The district court in JBDL had granted summary judgment for Wyeth on the Section 1 and Section 2 claims. The court found that the plaintiff retailers and wholesalers had failed to put forth sufficient evidence that Wyeth's conduct adversely affected overall competition in the relevant market or caused injury to plaintiffs. Although it was undisputed that Wyeth had raised its prices for Premarin after the FDA approved Cenestin, the court agreed with Wyeth that there was no demonstrated causal link. The district court also held that plaintiffs failed to establish that Wyeth’s conduct substantially foreclosed actual competition in the market for oral ERT products – while favorable PBM formulary placement is an effective method for sales of a drug, it was not the only route Duramed had to sell Cenestin. Also, the PBM contracts did not prevent PBMs from listing other oral ERT products (products that are not “conjugated estrogens”) on their formularies. With regard to the Section 2 claim, the court criticized and declined to follow the Third Circuit decision in LePage’s v. 3M (which had found multi-product bundled rebates and exclusive contracts to violate Section 2 even though the prices may have been “above cost”), and found that the “sole CE” contract clause did not turn Wyeth’s vigorous marketing campaign and PBM/MCO contracts into antitrust violations. On appeal, the Sixth Circuit focused on the issue of whether or not there was evidence that the challenged conduct caused the Premarin price increase. Plaintiffs had introduced expert testimony, Wyeth documents and testimony, and a government study that they contended suggested that increased competitor market share imposes pricing constraints in pharmaceuticals. The court concluded that none of this evidence was sufficient to demonstrate that the Plan prompted the price increase, as numerous alternative explanations for the increase existed. In finding that no genuine issue of material fact existed, the court upheld the summary judgment dismissal.
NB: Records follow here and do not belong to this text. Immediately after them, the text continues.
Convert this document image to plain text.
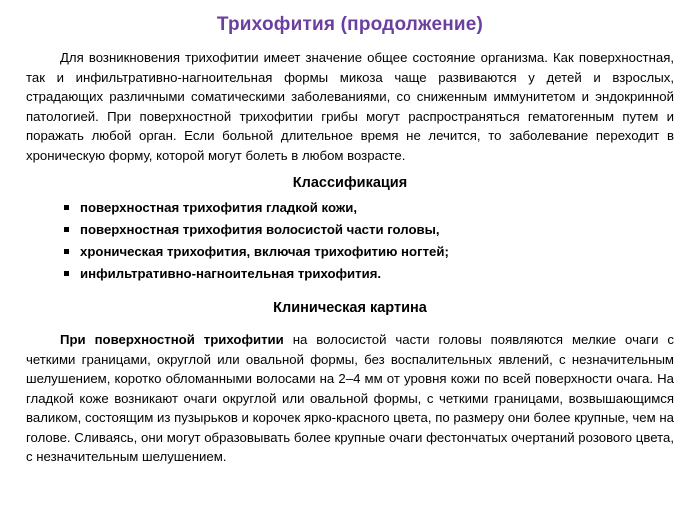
Трихофития (продолжение)

Для возникновения трихофитии имеет значение общее состояние организма. Как поверхностная, так и инфильтративно-нагноительная формы микоза чаще развиваются у детей и взрослых, страдающих различными соматическими заболеваниями, со сниженным иммунитетом и эндокринной патологией. При поверхностной трихофитии грибы могут распространяться гематогенным путем и поражать любой орган. Если больной длительное время не лечится, то заболевание переходит в хроническую форму, которой могут болеть в любом возрасте.

Классификация
поверхностная трихофития гладкой кожи,
поверхностная трихофития волосистой части головы,
хроническая трихофития, включая трихофитию ногтей;
инфильтративно-нагноительная трихофития.
Клиническая картина

При поверхностной трихофитии на волосистой части головы появляются мелкие очаги с четкими границами, округлой или овальной формы, без воспалительных явлений, с незначительным шелушением, коротко обломанными волосами на 2–4 мм от уровня кожи по всей поверхности очага. На гладкой коже возникают очаги округлой или овальной формы, с четкими границами, возвышающимся валиком, состоящим из пузырьков и корочек ярко-красного цвета, по размеру они более крупные, чем на голове. Сливаясь, они могут образовывать более крупные очаги фестончатых очертаний розового цвета, с незначительным шелушением.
The Sixth Circuit did not consider the substance of the Section 1 and 2 claims, and significant uncertainty continues regarding the scope of permissible pricing strategies engaged in by a dominant firm. As discussed in Issue 6 (page 13), bundling and loyalty discounts continue to raise complicated antitrust issues, and the lack of analytical consistency among courts makes it even more difficult for companies to know what is permissible and what is not. These are difficult cases because the line between aggressive competition and exclusionary conduct is not always clear, and the antitrust analysis tends to be very fact-specific. Moreover, companies that do business in multiple countries need to be aware of varying approaches of antitrust authorities in other jurisdictions. Careful antitrust counseling in this area is often necessary to ensure that the company is well-placed to defend any allegations that its pricing strategies crossed the line from procompetitive price-cutting to anticompetitive exclusion.